Advantages of Sump Tank Two Pump
  • Fresh oxygenated water is supplied to the fish tank several times per hour.
  • Can accommodate a large system.
  • Can stock sump tank with fingerlings or other species
Disadvantages of Sump Tank Two Pump
  • If pump failure, or blackout, and grow beds are full water may overflow from the sump tank. You’ll lose water from the aquaponics system.
  • You need two pumps.

Nutrient Film Technique (NFT)

Nutrient film technique in aquaponics system

From BackyardAquaponics.com:

Nutrient Film Technique is a commonly used hydroponic method, but is not as common in aquaponic systems. In NFT systems, nutrient rich water is pumped down small enclosed gutters, the water flowing down the gutter is only a very thin film. Plants sit in small plastic cups allowing their roots to access the water and absorb the nutrients. NFT is only really suitable for certain types of plants, generally leafy green vegetables, larger plants will have root systems that are too big and invasive, or they become too heavy for the lightweight growing gutters.

Advantages of the Nutrient Film Technique
  • Easy to do yourself
Disadvantages of the Nutrient Film Technique
  • Generally only specific types of plants can be grown this way, typically leafy green vegetables
  • Heavy plants might be too large and heavy for the lightweight growing gutters

Deep Water Culture (DWC)

Float plants directly on top of the water, perhaps on a floating island, allowing roots to hang in the water. The most common way is to use a floating foam raft in commercial methods.

Advantages of Deep Water Culture
  • Simplicity
Disadvantages of Deep Water Culture
  • Roots can become waterlogged and dirty

Aquaponics Plans

First, you need to know that BackyardAquaponics.com offers a “Design your own aquaponics system” with Google Sketchup. You can create your own custom aquaponics design using 3D components.

You’ll need to download Google Sketchup. After installing it you can open the BYAP components.

There are many different ways to set up your own aquaponics. It’s really as simple or complex as you decide. The most reliable and simple method is to use a flood and drain style.

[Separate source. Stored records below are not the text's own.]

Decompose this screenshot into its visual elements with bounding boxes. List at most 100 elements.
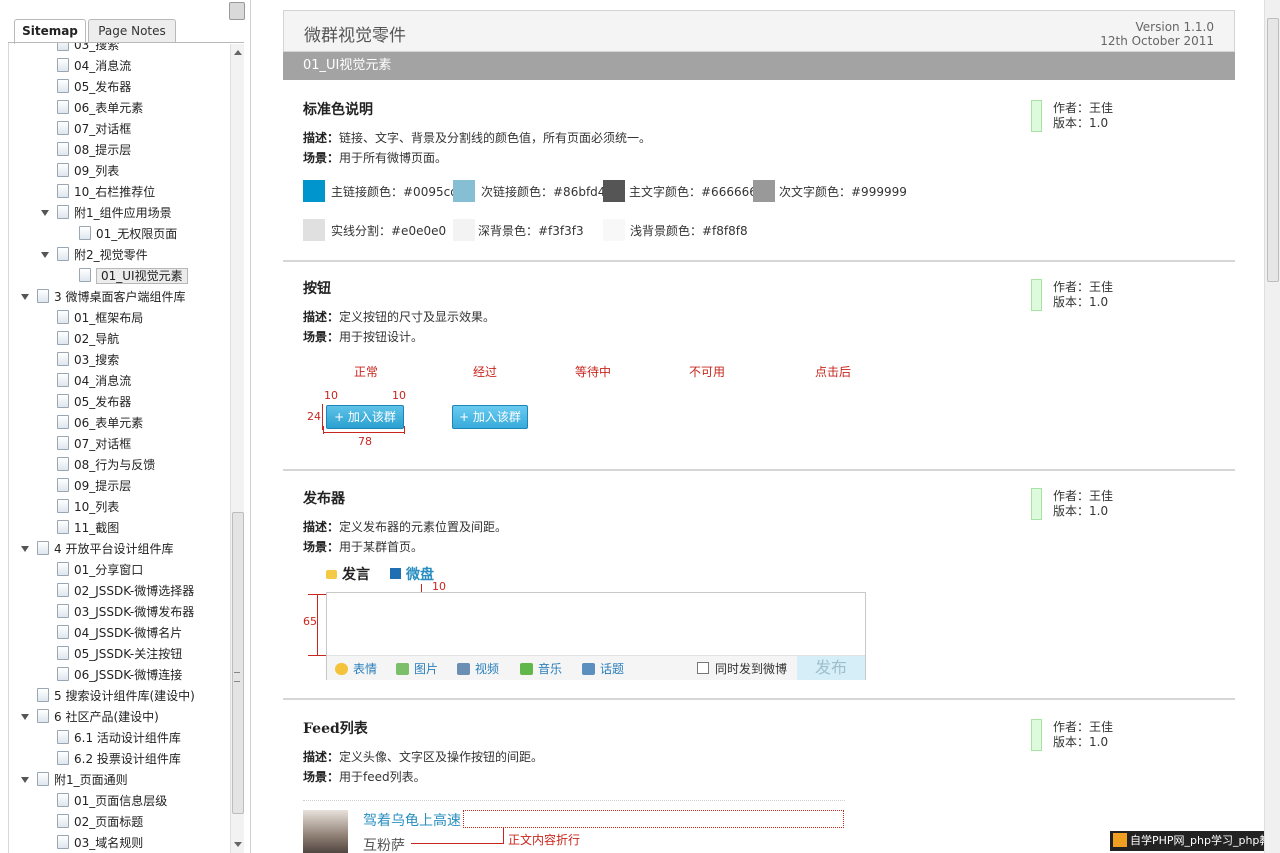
- page-scrollbar-thumb[interactable]: [1267, 18, 1279, 282]
- section-meta-publisher: 作者：王佳 版本：1.0: [1031, 488, 1113, 520]
- section-title-feed: Feed列表: [303, 721, 368, 737]
- section-title-colors: 标准色说明: [303, 102, 373, 118]
- sitemap-item[interactable]: 6.1 活动设计组件库: [57, 728, 181, 748]
- checkbox-icon[interactable]: [697, 662, 709, 674]
- publish-button[interactable]: 发布: [797, 656, 865, 680]
- page-icon: [57, 499, 69, 513]
- page-icon: [57, 583, 69, 597]
- expand-arrow-icon[interactable]: [21, 777, 29, 783]
- sitemap-item[interactable]: 02_JSSDK-微博选择器: [57, 581, 194, 601]
- sitemap-item[interactable]: 04_JSSDK-微博名片: [57, 623, 182, 643]
- expand-arrow-icon[interactable]: [21, 546, 29, 552]
- sitemap-item-label: 04_消息流: [74, 374, 132, 388]
- tab-speak[interactable]: 发言: [326, 564, 370, 584]
- sitemap-item[interactable]: 08_提示层: [57, 140, 131, 160]
- sitemap-item[interactable]: 10_列表: [57, 497, 119, 517]
- scene-label: 场景：: [303, 770, 340, 784]
- sync-weibo-checkbox[interactable]: 同时发到微博: [697, 660, 787, 677]
- publisher-textarea[interactable]: [333, 597, 853, 651]
- expand-arrow-icon[interactable]: [41, 252, 49, 258]
- sitemap-item[interactable]: 08_行为与反馈: [57, 455, 155, 475]
- desc-text: 定义头像、文字区及操作按钮的间距。: [339, 750, 544, 764]
- sitemap-tree: 03_搜索 04_消息流 05_发布器 06_表单元素 07_对话框 08_提示层 09_列…: [8, 43, 231, 853]
- tab-disk[interactable]: 微盘: [390, 564, 434, 584]
- sitemap-item[interactable]: 06_JSSDK-微博连接: [57, 665, 182, 685]
- sitemap-item-label: 05_发布器: [74, 80, 132, 94]
- sitemap-item[interactable]: 6.2 投票设计组件库: [57, 749, 181, 769]
- tool-emoji[interactable]: 表情: [335, 660, 377, 677]
- dim-line: [317, 594, 318, 656]
- sitemap-item[interactable]: 05_JSSDK-关注按钮: [57, 644, 182, 664]
- sitemap-item[interactable]: 05_发布器: [57, 77, 131, 97]
- feed-text: 互粉萨: [363, 838, 405, 853]
- sitemap-item[interactable]: 5 搜索设计组件库(建设中): [37, 686, 195, 706]
- feed-top-divider: [303, 800, 845, 802]
- sitemap-item[interactable]: 03_搜索: [57, 350, 119, 370]
- tab-speak-label: 发言: [342, 567, 370, 583]
- sitemap-item[interactable]: 04_消息流: [57, 56, 131, 76]
- sitemap-scrollbar[interactable]: [230, 44, 244, 853]
- sitemap-item[interactable]: 02_页面标题: [57, 812, 143, 832]
- wrap-annotation: 正文内容折行: [508, 833, 581, 847]
- tool-topic[interactable]: 话题: [582, 660, 624, 677]
- expand-arrow-icon[interactable]: [21, 294, 29, 300]
- sitemap-item[interactable]: 07_对话框: [57, 434, 131, 454]
- section-desc-publisher: 描述：定义发布器的元素位置及间距。: [303, 518, 507, 535]
- sitemap-item[interactable]: 07_对话框: [57, 119, 131, 139]
- sitemap-item[interactable]: 01_分享窗口: [57, 560, 143, 580]
- sitemap-item[interactable]: 03_JSSDK-微博发布器: [57, 602, 194, 622]
- avatar[interactable]: [303, 810, 348, 853]
- sitemap-item[interactable]: 01_无权限页面: [79, 224, 177, 244]
- sitemap-item[interactable]: 09_列表: [57, 161, 119, 181]
- sitemap-item[interactable]: 4 开放平台设计组件库: [21, 539, 173, 559]
- section-desc-buttons: 描述：定义按钮的尺寸及显示效果。: [303, 308, 495, 325]
- sitemap-item[interactable]: 附2_视觉零件: [41, 245, 148, 265]
- page-icon: [57, 625, 69, 639]
- sitemap-item[interactable]: 05_发布器: [57, 392, 131, 412]
- sitemap-item[interactable]: 04_消息流: [57, 371, 131, 391]
- tab-page-notes[interactable]: Page Notes: [88, 19, 176, 42]
- tool-image-label: 图片: [414, 662, 439, 676]
- expand-arrow-icon[interactable]: [21, 714, 29, 720]
- sitemap-item[interactable]: 01_页面信息层级: [57, 791, 167, 811]
- page-icon: [57, 520, 69, 534]
- sitemap-item[interactable]: 附1_页面通则: [21, 770, 128, 790]
- collapse-pane-button[interactable]: [229, 2, 245, 20]
- sitemap-item[interactable]: 01_UI视觉元素: [79, 266, 188, 286]
- tool-music[interactable]: 音乐: [520, 660, 562, 677]
- scroll-up-icon[interactable]: [234, 50, 242, 55]
- join-group-button-hover[interactable]: + 加入该群: [452, 405, 528, 429]
- tab-sitemap[interactable]: Sitemap: [14, 19, 86, 44]
- sitemap-item[interactable]: 3 微博桌面客户端组件库: [21, 287, 185, 307]
- join-group-button-normal[interactable]: + 加入该群: [326, 405, 404, 429]
- page-icon: [37, 688, 49, 702]
- feed-username[interactable]: 驾着乌龟上高速: [363, 810, 461, 830]
- sitemap-item[interactable]: 01_框架布局: [57, 308, 143, 328]
- sitemap-item[interactable]: 10_右栏推荐位: [57, 182, 155, 202]
- sitemap-item[interactable]: 09_提示层: [57, 476, 131, 496]
- page-icon: [57, 814, 69, 828]
- sitemap-item[interactable]: 06_表单元素: [57, 413, 143, 433]
- status-marker: [1031, 488, 1042, 520]
- sitemap-item[interactable]: 11_截图: [57, 518, 119, 538]
- page-icon: [57, 373, 69, 387]
- sitemap-item[interactable]: 03_域名规则: [57, 833, 143, 853]
- dim-pad-right: 10: [392, 389, 406, 402]
- tool-video[interactable]: 视频: [457, 660, 499, 677]
- sitemap-item-label: 01_分享窗口: [74, 563, 144, 577]
- color-swatch: [603, 219, 625, 241]
- tool-image[interactable]: 图片: [396, 660, 438, 677]
- sitemap-item[interactable]: 03_搜索: [57, 43, 119, 55]
- site-logo-icon: [1113, 833, 1127, 847]
- sitemap-item[interactable]: 6 社区产品(建设中): [21, 707, 159, 727]
- page-scrollbar[interactable]: [1264, 0, 1280, 853]
- sitemap-item[interactable]: 02_导航: [57, 329, 119, 349]
- sitemap-item[interactable]: 06_表单元素: [57, 98, 143, 118]
- author: 作者：王佳: [1053, 720, 1114, 734]
- sitemap-item[interactable]: 附1_组件应用场景: [41, 203, 172, 223]
- section-scene-publisher: 场景：用于某群首页。: [303, 538, 423, 555]
- expand-arrow-icon[interactable]: [41, 210, 49, 216]
- scroll-down-icon[interactable]: [234, 842, 242, 847]
- desc-text: 定义发布器的元素位置及间距。: [339, 520, 508, 534]
- scrollbar-thumb[interactable]: [232, 512, 244, 814]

Here are a few aquaponics system plans to get your started:

Floating Aquarium Raft

Add a simple raft that holds plants to your existing fish tank aquarium and you have one of the simplest aquaponics setup.

  1. Cut holes in a large piece of foam.
  2. Place some herbs, like mint, into the holes.
  3. Float the raft on top of the water in your fish tank.

We’ve seen that some edible plants, like green leafy vegetables, don’t do good with this method. The roots become waterlogged and aren’t able to absorb the nutrients or get oxygen. Do research on your plants.

Goldfish and Home Fish Tank Aquarium

Adapt any fish tank for your own simple aquaponics system. Use goldfish, or any fish you’d like, and set the aquarium on a sunny window ledge.

  1. Get a fish tank and some fish.
  2. Fill pots with gravel and plant your plants.
  3. Set up water pump to dump water into these pots.
  4. Place the pots directly above the fish tank, this way the water drains back into the fish tank.